Mon histoire
Tu as peut-être été beaucoup de personnes différentes, mais ceci est à propos de ce que tu es présentement.
Dis-moi qui tu es et dis-moi comment tu l’es devenu.
Partie 1 – Prologue en pronom personnel
Tout n’était que pénombre et lumière. Du noir, du blanc, du gris, presque de l’incolore, puis du rouge, beaucoup de noir et de rouge. Dans la pénombre opaque, les hommes n’étaient que des ombres, des nuances de gris dans un gris plus foncé encore. La scène grise était illuminée de spots qui accompagnaient la chorégraphie sévèrement orchestrée, et qui, en tout, formaient des teintes de clair-obscur qui se nuançaient en escortant les déhanchements de danseuses.
Je suis dans la ligne du fond avec quatre de mes sœurs et mes deux cousines. Devant, toute seule au centre de la scène, se trouve mon ainée Alia.
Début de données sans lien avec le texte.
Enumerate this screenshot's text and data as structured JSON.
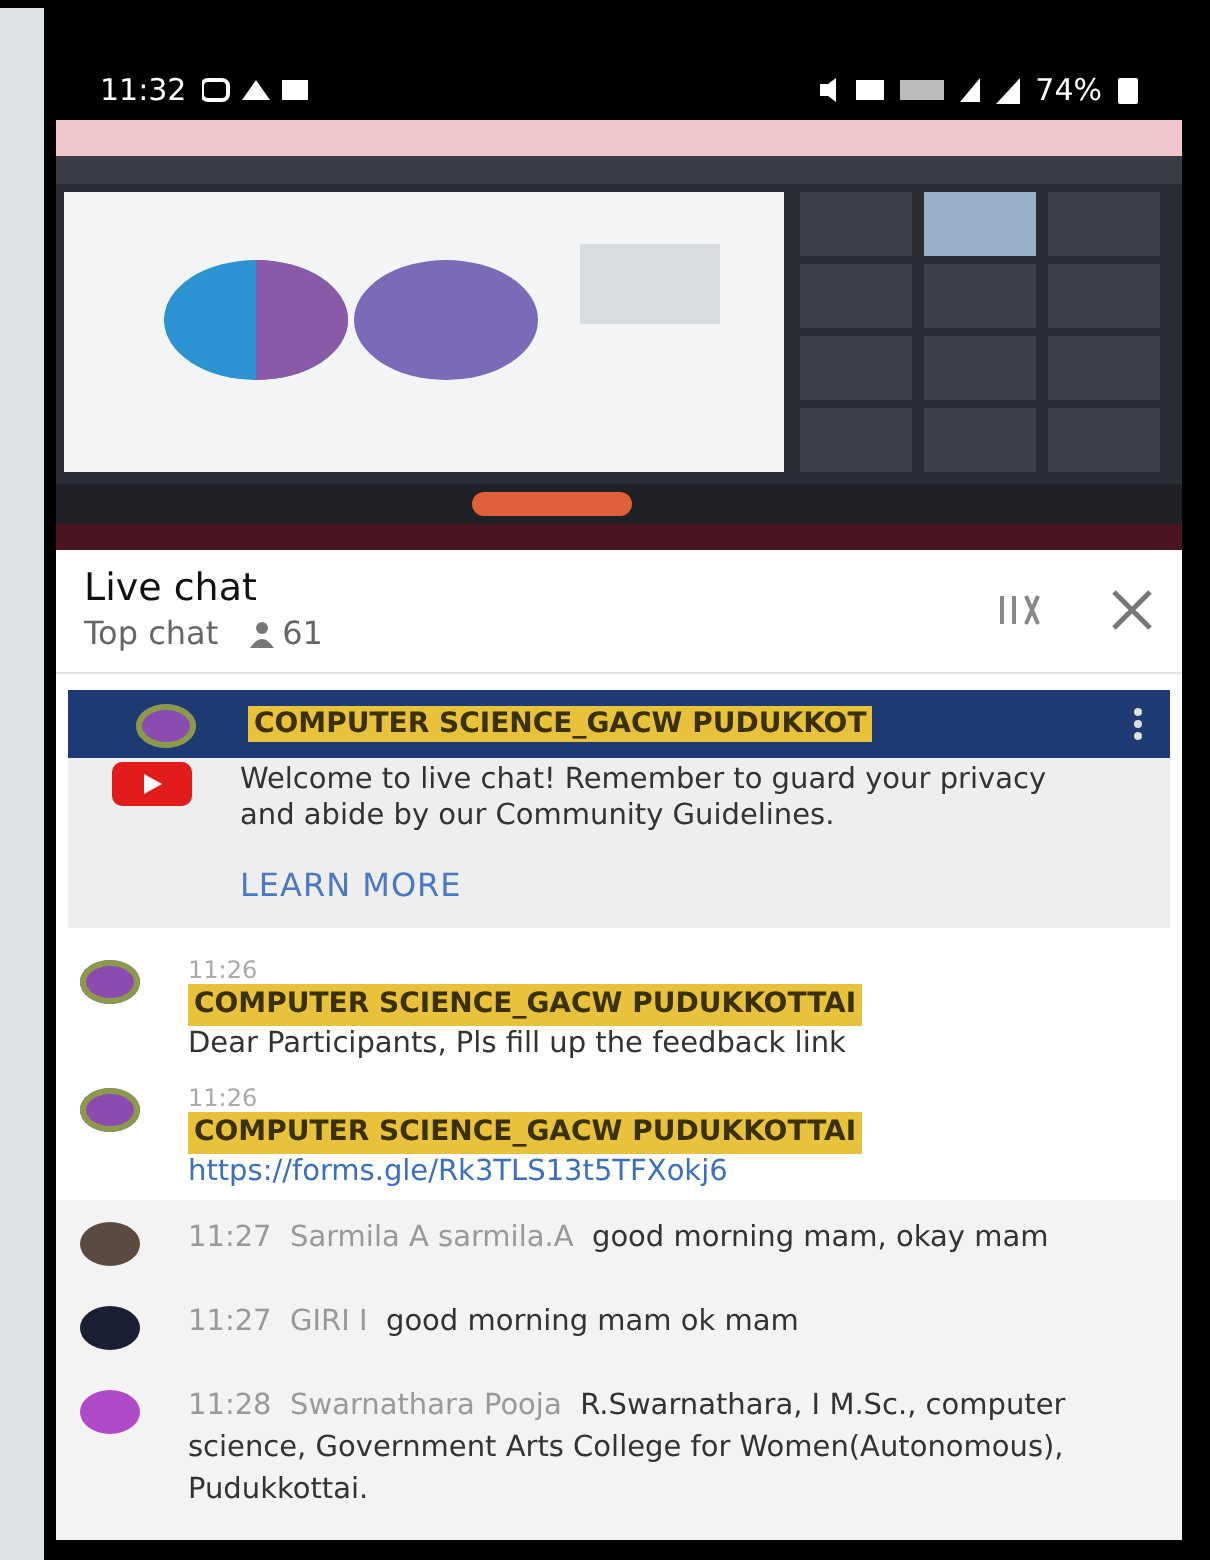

Alia a toujours été la meilleure danseuse, et moi, je suis sa jeune pupille. Cela n’a rien d’étonnant, car malgré notre large différence d’âge, moi et Alia avons toujours eu une relation privilégiée. On pourrait penser qu'être un accessoire de fond puisse être peu valorisant, mais c'était pour moi un très grand honneur. Grâce à Alia, je suis entrée dans la troupe bien plus jeune que n’importe quelle autre fille de ma famille.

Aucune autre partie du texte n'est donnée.